Изменить размер шрифта - +
– В этом вашем жутком доме, вашей идиотской, дурацкой кухонной, банной верой вы загубили его жизнь…

В дверь заглядывали перепуганные жильцы. Они теснились позади миссис Кристо и смотрели и слушали, точно оробевшие дети.

– Да уходите вы!… – закричала на них Норма.

Их как ветром сдуло.

– Сестра, – обратился Хоумз к миссис Кристо. – Принесите мне ведро воды…

– Вы не посмеете, – сказала Норма.

– Ох, нет! Пожалуйста… – взмолилась миссис Кристо.

– Беру вас в свидетели, сестра Бетт. И вас, брат Кит. Вы его друзья. Вы будете свидетелями того, что я сделаю…

Я посмотрел на Джули, последние минуты я совсем было про него забыл. Может быть, он хоть теперь воспротивится? Но он смотрел на все отчужденным взглядом, словно сквозь стеклянную стену. Если он кого-то и видел, так мать, она была сейчас воплощением беспомощной мольбы. Я всегда терпеть не мог вмешиваться не в свое дело, но теперь совесть у меня была нечиста: надо бы хоть словом вступиться за Норму. Однако меня опередила Бетт.

– Не буду я никаким свидетелем, доктор Хоумз, – сказала она. – Извините, миссис Кристо, но это невозможно, чтобы он окатил Норму водой. И так с ней говорить ему тоже не следовало. Это не по-христиански. А ты, Джули, ты не должен был ему позволять…

– Ушли бы вы все, – сказал Джули.

– А, да что толку… – сказала Норма, она еле сдерживала слезы, но все равно храбро выпрямилась, вызывающе расправила плечи. – Ну как ты можешь тут жить? – бросила она Джули.

– Если ты уходишь, я с тобой, – сказала Бетт.

– Тогда пошли, – сказала Норма.

– Не уходите, пожалуйста, – миссис Кристо ухватила Бетт за руку. – Мы совсём не хотели вас обижать.

– Как вам не стыдно, – сказала ей Норма. – А ты…- повернулась она к Джули. – Поговорим, когда выздоровеешь, если ты вообще сможешь выздороветь в этом гнусном доме.

Джули поднял руки, прикрыл лицо локтем и словно отгородился от всего окружающего.

– Кит, ты идешь?

– Нет, я еще побуду, – ответил я Норме. – Постараюсь оказать Джули моральную поддержку.

Доктор Хоумз последовал за девушками, и до меня доносились глухие раскаты его голоса, словно барабанная дробь.

– И возненавидишь ты блудницу, – громыхал он. – И бросишь ее одинокую и нагую и будешь терзать ее плоть и жечь ее на огне…

– Аминь, – отозвалась в кухне детски послушная паства.
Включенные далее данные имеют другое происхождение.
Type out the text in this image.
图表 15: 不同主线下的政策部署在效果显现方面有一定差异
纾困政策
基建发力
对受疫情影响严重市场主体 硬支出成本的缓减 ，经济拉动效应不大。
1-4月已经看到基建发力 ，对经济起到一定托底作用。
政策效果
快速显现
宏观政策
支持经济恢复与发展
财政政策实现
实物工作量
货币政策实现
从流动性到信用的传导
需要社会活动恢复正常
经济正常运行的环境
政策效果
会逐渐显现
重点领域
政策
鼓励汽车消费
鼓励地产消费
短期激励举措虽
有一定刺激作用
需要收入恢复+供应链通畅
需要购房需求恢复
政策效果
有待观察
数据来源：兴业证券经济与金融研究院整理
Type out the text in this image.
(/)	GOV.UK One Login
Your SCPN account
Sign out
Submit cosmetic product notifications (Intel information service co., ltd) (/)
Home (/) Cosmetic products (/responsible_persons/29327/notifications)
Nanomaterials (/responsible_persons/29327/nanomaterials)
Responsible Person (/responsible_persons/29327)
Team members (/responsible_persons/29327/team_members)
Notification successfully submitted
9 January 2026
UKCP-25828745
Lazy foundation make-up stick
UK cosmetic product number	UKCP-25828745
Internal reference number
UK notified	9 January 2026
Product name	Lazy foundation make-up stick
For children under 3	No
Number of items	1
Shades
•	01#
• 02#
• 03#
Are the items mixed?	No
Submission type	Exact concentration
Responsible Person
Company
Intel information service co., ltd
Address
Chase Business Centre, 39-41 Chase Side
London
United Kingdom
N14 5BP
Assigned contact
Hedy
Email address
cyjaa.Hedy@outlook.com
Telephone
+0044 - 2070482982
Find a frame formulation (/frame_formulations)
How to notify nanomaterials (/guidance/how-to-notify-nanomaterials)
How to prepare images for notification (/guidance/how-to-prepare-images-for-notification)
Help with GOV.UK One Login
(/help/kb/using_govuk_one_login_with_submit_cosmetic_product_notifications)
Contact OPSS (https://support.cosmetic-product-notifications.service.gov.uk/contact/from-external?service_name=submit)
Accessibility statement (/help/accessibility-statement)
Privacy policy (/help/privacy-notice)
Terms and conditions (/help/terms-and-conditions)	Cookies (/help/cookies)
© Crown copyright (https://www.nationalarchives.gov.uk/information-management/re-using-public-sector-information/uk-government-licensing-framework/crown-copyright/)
– Это самый верный способ потерять своих друзей, Джули, – сказал я, пользуясь затишьем.

А его все случившееся словно бы ничуть не задело. Он уже вновь забрался в свою непроницаемую скорлупу.

– Говорил я ей, чтоб не входила в дом, – сказал он. – Ушла бы – и все.

– Но почему ты за нее не заступился? Мог бы хоть слово сказать.

– А что сказать?

– Не знаю. А только Норма права. Это твой дом, не его.

– Вы все в этом доме уж вовсе посторонние, – сказал Джули.

– Ладно. Ладно…

– Я вас никого сюда не звал. Я поднялся.

– Так, может, ты хочешь, чтоб и я ушел?

– Да. Лучше уходи, – сказал Джули.

– Что ж, значит, больше не приходить?

– Да.

– Ясно. Но, черт возьми, Джули, не пойму я тебя.

А Джули и не ждал, что его поймут, и хоть я разобиделся, но знал: он просто верен себе, и удивляться тут нечему.

– Увидимся, когда выздоровеешь, – сказал я, самообладание отчасти вернулось ко мне, хотя самолюбие все еще страдало.